Life has been hectic and I think it will continue that way for awhile. However, we had a Sunday School Class Fellowship to attend so I thought I would make a Chocolate Pie. I found this recipe on MyRecipes.com and it was originally from Cooking Light. Although, I cooked it heavy and you will see this by my notes within the recipe. If you are going to eat chocolate pie, I say go all out. Don't hold back, we're here for dessert, right?

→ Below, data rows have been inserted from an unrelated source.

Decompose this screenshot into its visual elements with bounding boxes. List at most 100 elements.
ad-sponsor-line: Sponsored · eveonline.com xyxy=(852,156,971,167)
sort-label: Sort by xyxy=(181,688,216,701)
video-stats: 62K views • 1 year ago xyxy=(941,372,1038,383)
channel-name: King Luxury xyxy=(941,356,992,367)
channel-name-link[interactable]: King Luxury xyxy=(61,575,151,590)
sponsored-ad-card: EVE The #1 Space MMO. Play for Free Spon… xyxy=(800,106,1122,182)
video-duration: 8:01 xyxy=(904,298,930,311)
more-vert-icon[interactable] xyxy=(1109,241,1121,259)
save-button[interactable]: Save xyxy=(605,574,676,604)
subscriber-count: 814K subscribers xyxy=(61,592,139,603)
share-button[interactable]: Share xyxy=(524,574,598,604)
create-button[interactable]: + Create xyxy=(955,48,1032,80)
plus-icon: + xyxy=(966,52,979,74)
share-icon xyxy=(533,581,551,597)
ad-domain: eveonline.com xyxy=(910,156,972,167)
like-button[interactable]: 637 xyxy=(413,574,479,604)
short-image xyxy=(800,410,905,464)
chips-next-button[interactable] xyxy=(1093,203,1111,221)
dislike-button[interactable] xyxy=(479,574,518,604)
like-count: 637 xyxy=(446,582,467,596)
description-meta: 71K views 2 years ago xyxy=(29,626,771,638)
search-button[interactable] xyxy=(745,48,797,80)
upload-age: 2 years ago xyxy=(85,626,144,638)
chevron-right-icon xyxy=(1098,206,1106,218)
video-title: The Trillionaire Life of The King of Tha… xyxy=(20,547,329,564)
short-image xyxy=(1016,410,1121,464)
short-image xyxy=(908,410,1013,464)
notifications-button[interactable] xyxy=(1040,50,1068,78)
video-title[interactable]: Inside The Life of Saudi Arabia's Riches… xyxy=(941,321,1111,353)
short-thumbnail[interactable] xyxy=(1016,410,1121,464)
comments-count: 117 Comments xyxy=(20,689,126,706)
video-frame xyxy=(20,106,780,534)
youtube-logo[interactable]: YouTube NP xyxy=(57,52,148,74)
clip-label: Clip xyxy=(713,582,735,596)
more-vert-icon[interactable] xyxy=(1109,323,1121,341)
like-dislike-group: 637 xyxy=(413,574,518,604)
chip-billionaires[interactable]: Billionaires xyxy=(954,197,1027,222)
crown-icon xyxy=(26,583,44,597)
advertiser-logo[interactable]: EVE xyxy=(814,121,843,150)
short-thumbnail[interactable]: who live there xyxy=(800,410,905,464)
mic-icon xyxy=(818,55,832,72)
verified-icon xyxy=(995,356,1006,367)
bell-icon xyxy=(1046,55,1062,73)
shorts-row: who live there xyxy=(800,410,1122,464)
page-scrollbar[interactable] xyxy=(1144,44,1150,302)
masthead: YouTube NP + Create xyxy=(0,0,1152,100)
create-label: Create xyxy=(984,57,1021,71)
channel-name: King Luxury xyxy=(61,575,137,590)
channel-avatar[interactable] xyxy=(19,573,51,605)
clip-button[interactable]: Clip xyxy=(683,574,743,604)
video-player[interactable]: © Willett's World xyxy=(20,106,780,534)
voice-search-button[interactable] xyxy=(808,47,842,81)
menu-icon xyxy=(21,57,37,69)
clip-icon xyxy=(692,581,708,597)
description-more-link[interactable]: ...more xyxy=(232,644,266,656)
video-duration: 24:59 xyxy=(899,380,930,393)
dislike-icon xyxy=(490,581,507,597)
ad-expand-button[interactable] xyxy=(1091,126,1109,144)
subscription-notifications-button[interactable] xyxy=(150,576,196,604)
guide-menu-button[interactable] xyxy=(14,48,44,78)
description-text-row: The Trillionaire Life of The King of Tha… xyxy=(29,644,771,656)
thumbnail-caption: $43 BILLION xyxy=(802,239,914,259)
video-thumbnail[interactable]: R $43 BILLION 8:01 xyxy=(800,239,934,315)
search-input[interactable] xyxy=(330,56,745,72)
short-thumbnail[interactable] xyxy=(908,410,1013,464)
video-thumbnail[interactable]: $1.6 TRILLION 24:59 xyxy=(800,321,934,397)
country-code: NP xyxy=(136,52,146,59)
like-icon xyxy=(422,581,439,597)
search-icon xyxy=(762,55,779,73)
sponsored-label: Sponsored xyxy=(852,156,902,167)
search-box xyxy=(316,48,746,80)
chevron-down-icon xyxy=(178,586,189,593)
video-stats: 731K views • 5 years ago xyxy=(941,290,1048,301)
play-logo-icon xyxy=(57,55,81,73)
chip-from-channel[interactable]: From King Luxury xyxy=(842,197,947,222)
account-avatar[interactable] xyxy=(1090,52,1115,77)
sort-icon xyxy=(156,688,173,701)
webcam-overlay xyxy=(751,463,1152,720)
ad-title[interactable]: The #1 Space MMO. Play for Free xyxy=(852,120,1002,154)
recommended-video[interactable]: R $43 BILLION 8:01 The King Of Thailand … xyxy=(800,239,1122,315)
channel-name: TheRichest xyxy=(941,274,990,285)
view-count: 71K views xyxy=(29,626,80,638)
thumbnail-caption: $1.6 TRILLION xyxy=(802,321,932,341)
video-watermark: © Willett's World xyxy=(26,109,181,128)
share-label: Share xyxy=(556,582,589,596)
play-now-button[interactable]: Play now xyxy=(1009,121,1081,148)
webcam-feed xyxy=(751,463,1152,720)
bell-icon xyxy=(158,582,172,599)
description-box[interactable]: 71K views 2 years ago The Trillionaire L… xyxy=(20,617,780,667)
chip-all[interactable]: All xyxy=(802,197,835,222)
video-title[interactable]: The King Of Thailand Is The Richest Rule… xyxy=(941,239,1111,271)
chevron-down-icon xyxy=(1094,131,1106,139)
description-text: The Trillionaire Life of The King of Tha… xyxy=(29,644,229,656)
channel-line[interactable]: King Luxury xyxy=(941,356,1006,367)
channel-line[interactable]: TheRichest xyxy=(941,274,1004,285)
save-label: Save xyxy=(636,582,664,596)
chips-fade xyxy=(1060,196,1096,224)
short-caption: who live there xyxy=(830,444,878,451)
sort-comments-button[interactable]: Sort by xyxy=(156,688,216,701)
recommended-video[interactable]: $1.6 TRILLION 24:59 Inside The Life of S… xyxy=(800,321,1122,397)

The pie came together very nicely and it did not require a mixer. The filling was very soupy before it was baked which was surprising to me for some reason. I guess that was part of cooking light. After it baked, the sides pulled away from the crust and needed a topping to cover it. As for the taste, interesting. My fear was that it might be grainy. I took an informal survey to see if others thought it was grainy. However, since I was the baker and the one who was taking the poll I have no idea if the results were accurate. But, graininess did not seem to be an issue. It had a very dense quality, somewhat of a dark chocolate. It is not a chocolate cream pie and it is not a brownie pie, somewhere in between. The real whipped cream on top was an excellent marriage of the two flavors. I would never put cool whip on this pie.
Chocolate Fudge Pie
1/2 (15-ounce) package refrigerated pie dough (such as Pillsbury)
1 cup packed brown sugar
1/2 cup unsweetened cocoa
1 tablespoon all-purpose flour
3/4 cup 2% reduced-fat milk (I used whole milk)
1/3 cup light-colored corn syrup
1 tablespoon butter, melted
1 teaspoon vanilla extract
2 large eggs
2 large egg whites
1 cup frozen fat-free whipped topping, thawed ( I made sweetened whipped cream)
1/2 teaspoon unsweetened cocoa (optional)
Preheat oven to 350°.
Fit dough into a 9-inch pie plate. Fold edges under; flute. Place pie plate in freezer until ready to use.
Combine brown sugar, 1/2 cup cocoa, and flour in a large bowl. Combine milk and next 5 ingredients (milk through egg whites); stir with a whisk until well blended. Add milk mixture to brown sugar mixture; stir until combined.
Pour mixture into crust. Bake at 350° for 40 minutes or until just set. Cool on a wire rack to room temperature. Cover; chill at least 4 hours. Spread whipped topping evenly over filling; sprinkle with 1/2 teaspoon cocoa, if desired.